Clinical symptoms include severe abdominal pain, vomiting, and hypoglycemia following ingestion of fructose or other sugars metabolized through fructose-1-phosphate. Prolonged fructose ingestion in infants leads ultimately to hepatic and/or renal failure and death. Patients develop a strong distaste for sweet food, and can avoid a recurrence of symptoms chronic course of the disease by remaining on a fructose free diet.
HFI may be relatively mild or a very severe disease. In the severe form, even eliminating fructose and sucrose from the diet may not prevent progressive liver disease.
- Onset of symptoms after starting an infant on food or formula
- Poor feeding as a baby
- Increased or prolonged neonatal jaundice
- Excessive sleepiness
- Intolerance for fruits
- Avoidance of fruits and fructose/sucrose-containing foods
- Doing well after eating foods without fructose/sucrose
The early symptoms of fructose intolerance may resemble those of galactosemia: irritability, jaundice, vomiting, convulsions and an enlarged liver and spleen. Later problems relate more to liver disease.
Fructose is the sugar found naturally in fruits. Man-made fructose is used as a sweetener in many foods, including baby food and drinks. The worldwide incidence rate of HFI remains unknown due to the difficulty of HFI diagnosis. The condition is widespread, however, most cases have been reported in Europe and North America. It may be as common as 1 in 20,000.
Signs & Tests
Physical examination may also show:
- Jaundice (yellow skin) or icterus (yellow eyes)
- Hepatosplenomegaly (enlarged liver and spleen)
Enzyme studies and Liver function Tests are the main tests that confirm the diagnosis. Others include:
- Positive urine test for reducing substances
- Hypoglycemia (low blood sugar), especially after receiving fructose/sucrose
- Excess uric acid in blood (hyperuricemia)
- Failure of the kidney to work properly with abnormally high amounts of sugars, amino acids and salts appearing in urine
- Bleeding tendency revealed by coagulation tests of blood
- Liver biopsy
Genetic testing for fructose intolerance may be available.
Complete elimination of fructose and sucrose from the diet is an effective treatment for most patients.

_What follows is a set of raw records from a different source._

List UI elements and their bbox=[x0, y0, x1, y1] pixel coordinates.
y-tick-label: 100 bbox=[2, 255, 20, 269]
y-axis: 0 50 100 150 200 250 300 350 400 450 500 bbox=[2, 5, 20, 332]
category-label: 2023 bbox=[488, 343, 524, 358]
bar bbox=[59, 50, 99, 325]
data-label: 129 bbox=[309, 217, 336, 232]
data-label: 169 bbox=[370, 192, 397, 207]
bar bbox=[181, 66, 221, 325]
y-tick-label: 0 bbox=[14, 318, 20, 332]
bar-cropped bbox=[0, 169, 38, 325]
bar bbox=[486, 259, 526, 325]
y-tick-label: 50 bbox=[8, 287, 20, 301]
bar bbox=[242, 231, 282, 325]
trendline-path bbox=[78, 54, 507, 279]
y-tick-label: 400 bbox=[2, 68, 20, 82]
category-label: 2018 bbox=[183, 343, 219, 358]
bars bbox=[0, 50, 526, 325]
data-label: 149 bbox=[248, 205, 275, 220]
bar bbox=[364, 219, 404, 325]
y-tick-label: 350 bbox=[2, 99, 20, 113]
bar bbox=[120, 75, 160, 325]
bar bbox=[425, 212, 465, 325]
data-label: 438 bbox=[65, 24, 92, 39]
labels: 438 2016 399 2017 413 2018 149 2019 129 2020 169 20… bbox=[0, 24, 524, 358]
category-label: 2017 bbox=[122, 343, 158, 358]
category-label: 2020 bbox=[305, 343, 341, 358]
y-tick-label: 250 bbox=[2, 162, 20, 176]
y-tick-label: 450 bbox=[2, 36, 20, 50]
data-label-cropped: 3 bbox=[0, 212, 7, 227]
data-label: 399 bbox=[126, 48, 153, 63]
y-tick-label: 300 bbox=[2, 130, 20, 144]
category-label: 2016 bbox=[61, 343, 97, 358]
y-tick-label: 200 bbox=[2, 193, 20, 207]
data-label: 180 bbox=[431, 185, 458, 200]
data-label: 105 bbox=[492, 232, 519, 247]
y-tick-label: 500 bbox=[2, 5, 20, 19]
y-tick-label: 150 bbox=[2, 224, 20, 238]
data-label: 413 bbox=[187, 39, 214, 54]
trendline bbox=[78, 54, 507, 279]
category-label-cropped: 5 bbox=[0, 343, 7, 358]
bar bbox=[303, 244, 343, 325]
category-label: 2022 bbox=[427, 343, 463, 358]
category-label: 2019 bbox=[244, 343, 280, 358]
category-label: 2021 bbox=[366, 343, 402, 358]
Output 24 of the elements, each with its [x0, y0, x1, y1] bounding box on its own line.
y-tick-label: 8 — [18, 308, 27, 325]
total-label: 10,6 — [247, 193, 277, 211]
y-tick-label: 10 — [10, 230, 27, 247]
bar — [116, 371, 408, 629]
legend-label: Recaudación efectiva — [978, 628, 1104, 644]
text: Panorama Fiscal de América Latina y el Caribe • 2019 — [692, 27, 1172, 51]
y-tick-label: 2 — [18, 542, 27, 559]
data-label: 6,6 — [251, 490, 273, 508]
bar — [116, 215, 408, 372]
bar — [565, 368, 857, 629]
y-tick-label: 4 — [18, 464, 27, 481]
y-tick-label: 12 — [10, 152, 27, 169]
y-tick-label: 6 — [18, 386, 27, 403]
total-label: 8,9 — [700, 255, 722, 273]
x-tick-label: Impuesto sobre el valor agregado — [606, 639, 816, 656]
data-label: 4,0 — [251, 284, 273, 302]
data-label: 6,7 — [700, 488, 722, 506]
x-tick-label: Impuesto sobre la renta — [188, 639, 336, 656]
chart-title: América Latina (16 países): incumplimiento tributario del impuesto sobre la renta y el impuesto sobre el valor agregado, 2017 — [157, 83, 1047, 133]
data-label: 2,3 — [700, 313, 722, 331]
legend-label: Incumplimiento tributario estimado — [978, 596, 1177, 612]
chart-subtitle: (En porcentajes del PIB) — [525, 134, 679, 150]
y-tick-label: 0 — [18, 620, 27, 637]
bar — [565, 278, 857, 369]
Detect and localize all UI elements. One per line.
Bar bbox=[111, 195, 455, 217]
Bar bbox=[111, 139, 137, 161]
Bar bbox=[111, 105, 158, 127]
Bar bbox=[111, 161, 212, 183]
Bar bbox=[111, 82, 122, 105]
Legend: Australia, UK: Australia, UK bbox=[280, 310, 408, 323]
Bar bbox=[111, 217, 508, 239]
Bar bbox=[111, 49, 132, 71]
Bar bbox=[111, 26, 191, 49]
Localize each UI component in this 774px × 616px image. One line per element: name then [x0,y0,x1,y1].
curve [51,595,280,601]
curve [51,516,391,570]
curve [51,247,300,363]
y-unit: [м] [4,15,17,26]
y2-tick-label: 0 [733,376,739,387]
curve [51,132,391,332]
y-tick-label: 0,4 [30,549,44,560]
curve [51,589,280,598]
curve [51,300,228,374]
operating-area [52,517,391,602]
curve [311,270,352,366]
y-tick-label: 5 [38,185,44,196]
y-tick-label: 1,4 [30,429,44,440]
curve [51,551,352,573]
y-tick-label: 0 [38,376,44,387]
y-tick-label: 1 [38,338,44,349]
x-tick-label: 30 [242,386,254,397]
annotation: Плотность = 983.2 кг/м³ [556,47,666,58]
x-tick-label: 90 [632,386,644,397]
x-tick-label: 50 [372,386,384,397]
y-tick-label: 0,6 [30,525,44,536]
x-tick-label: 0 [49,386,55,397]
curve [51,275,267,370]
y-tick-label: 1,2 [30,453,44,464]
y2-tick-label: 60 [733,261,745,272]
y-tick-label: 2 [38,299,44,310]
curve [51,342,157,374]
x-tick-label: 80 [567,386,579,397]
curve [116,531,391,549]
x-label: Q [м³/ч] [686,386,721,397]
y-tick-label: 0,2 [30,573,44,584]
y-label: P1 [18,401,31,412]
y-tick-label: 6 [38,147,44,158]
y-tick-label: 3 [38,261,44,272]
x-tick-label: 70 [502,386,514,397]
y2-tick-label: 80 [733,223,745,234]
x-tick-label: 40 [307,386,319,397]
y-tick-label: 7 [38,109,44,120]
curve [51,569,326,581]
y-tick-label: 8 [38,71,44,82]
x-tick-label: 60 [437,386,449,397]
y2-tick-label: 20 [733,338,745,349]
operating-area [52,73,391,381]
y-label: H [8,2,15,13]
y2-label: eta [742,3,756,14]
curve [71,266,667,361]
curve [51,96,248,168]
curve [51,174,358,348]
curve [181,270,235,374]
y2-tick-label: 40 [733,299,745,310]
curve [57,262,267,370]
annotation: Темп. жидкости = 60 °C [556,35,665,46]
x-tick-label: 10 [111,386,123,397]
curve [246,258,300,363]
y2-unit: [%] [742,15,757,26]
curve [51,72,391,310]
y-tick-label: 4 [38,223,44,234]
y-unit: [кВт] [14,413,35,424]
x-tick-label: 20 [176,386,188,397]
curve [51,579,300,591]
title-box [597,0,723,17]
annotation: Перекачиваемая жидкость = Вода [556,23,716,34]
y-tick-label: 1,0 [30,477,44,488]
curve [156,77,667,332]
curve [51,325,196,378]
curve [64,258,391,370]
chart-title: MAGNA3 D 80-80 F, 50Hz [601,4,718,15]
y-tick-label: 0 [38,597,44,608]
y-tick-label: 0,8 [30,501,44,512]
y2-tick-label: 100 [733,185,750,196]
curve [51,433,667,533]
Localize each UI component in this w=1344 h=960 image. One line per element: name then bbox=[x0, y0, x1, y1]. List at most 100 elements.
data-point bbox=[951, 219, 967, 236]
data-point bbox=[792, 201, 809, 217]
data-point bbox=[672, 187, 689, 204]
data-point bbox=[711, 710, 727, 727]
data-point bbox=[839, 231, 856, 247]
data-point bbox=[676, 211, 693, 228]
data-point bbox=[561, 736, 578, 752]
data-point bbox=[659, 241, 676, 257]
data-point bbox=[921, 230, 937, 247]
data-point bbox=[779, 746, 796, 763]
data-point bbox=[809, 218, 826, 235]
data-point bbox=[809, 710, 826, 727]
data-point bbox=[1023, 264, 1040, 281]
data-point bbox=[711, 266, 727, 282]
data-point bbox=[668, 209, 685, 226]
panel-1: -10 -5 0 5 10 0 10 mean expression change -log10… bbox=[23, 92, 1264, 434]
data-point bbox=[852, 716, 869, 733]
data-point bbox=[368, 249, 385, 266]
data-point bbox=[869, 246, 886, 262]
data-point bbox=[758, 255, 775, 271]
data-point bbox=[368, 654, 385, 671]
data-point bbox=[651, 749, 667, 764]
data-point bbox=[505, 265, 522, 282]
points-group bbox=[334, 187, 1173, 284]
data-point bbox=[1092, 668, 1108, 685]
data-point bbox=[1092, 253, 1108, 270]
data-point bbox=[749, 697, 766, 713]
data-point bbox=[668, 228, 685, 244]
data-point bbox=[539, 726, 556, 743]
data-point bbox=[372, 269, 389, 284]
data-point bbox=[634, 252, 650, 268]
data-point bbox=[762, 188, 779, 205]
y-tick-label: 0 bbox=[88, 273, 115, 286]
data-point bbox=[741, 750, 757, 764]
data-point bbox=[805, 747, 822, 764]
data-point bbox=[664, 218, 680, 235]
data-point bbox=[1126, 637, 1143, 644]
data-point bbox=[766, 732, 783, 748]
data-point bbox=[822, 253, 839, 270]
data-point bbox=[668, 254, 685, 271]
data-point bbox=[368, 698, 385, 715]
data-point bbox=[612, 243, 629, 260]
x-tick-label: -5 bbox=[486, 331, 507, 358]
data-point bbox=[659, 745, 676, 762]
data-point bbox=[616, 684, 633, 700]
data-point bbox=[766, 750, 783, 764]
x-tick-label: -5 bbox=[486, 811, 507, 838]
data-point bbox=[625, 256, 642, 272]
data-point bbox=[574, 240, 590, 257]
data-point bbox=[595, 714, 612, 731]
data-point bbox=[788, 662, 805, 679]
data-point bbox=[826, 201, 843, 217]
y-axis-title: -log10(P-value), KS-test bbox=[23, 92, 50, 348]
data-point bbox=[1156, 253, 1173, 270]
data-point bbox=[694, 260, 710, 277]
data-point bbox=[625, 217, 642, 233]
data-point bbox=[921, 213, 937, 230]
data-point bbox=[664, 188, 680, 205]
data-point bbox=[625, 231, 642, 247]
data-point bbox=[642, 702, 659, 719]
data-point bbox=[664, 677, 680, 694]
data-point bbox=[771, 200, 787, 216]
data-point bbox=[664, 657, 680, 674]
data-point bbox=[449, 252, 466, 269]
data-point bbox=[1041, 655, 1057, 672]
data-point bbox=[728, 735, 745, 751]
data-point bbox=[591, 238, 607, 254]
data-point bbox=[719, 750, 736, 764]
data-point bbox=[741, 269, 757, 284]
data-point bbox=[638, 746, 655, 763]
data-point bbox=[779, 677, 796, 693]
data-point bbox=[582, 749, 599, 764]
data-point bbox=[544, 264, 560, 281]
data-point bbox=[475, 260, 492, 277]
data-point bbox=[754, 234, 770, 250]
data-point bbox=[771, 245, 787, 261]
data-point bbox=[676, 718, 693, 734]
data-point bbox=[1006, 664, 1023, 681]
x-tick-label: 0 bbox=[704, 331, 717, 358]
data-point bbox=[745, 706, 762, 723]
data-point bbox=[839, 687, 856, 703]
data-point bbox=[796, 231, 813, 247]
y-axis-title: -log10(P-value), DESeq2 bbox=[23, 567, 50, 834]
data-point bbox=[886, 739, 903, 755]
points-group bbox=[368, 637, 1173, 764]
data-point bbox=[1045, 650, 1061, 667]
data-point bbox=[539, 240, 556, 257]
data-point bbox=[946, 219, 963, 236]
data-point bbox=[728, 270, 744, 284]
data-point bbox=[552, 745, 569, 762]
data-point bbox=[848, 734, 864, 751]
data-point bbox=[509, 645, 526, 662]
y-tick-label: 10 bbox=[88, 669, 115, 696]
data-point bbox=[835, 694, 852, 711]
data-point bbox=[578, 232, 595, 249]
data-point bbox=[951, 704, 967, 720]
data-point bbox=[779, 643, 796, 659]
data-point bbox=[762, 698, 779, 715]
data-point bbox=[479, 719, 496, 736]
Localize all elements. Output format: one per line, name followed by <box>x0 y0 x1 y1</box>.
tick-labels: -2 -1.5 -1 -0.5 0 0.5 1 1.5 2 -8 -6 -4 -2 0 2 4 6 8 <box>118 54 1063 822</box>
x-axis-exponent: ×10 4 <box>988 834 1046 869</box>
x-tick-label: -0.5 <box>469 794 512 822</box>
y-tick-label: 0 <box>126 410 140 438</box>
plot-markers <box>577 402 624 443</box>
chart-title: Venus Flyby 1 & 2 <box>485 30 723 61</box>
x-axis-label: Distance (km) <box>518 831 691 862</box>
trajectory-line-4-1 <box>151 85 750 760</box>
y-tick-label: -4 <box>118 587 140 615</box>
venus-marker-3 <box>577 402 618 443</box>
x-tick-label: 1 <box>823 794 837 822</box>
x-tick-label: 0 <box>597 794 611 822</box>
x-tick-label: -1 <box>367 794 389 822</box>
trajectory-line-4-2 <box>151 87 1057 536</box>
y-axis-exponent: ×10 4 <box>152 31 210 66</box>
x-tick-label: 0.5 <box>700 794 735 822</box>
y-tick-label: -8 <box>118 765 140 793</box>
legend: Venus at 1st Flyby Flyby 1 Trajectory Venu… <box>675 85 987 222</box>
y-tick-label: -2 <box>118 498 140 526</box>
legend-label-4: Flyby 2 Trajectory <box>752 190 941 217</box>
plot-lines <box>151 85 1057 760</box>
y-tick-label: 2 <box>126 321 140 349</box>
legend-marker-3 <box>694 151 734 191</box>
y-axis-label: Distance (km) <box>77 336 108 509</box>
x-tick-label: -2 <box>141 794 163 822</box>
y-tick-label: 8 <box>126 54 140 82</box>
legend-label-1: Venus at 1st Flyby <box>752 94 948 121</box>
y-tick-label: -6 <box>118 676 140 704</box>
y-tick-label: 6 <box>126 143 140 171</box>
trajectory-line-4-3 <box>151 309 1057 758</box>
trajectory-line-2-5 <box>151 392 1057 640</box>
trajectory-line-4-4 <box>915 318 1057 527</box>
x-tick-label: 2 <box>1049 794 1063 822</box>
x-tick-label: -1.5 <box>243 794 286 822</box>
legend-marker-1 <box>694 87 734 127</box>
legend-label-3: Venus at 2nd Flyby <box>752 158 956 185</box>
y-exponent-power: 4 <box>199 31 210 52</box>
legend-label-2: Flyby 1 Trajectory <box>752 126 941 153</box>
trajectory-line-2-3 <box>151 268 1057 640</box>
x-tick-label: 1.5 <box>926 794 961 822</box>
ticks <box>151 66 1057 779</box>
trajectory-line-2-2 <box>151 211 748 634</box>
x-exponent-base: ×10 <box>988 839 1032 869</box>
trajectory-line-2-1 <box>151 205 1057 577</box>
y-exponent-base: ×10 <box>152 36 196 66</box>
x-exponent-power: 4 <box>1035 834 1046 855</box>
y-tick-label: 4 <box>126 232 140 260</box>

Treatment of individual complications follows mainstream medical guidelines. For example, some patients can take medication to lower the level of uric acid in their blood and thereby decrease their risk for gout.
Absolute elimination of fructose and glucose produces good results in most children with fructose intolerance. A few children will go on to develop progressive liver disease. The prognosis depends on how soon the diagnosis is made and how soon fructose and sucrose can be eliminated from the baby's diet.
- Illness due to eating fructose- or sucrose-containing foods
- Strong avoidance of fructose-containing foods due to noxious effects
- Liver failure
Calling your health care provider
Call your health care provider if your child developed the above symptoms after you began feeding the child formula or solid food. The care of a medical specialist in biochemical genetics or metabolism is strongly recommended if your child has this disorder. Preliminary evidence suggests that parents of a child with this disorder (as well as other carriers of the mutant gene) may be at increased risk for gout (arthritis caused by excess uric acid in the body and uric acid crystals in the joints). Therefore, it is important to notify your physician if you have a family history of hereditary fructose intolerance.
Genetic counselling may be of value to prospective parents with a family history of fructose intolerance. Most of the damaging effects of the disease can be prevented by strict adherence to a fructose-free diet.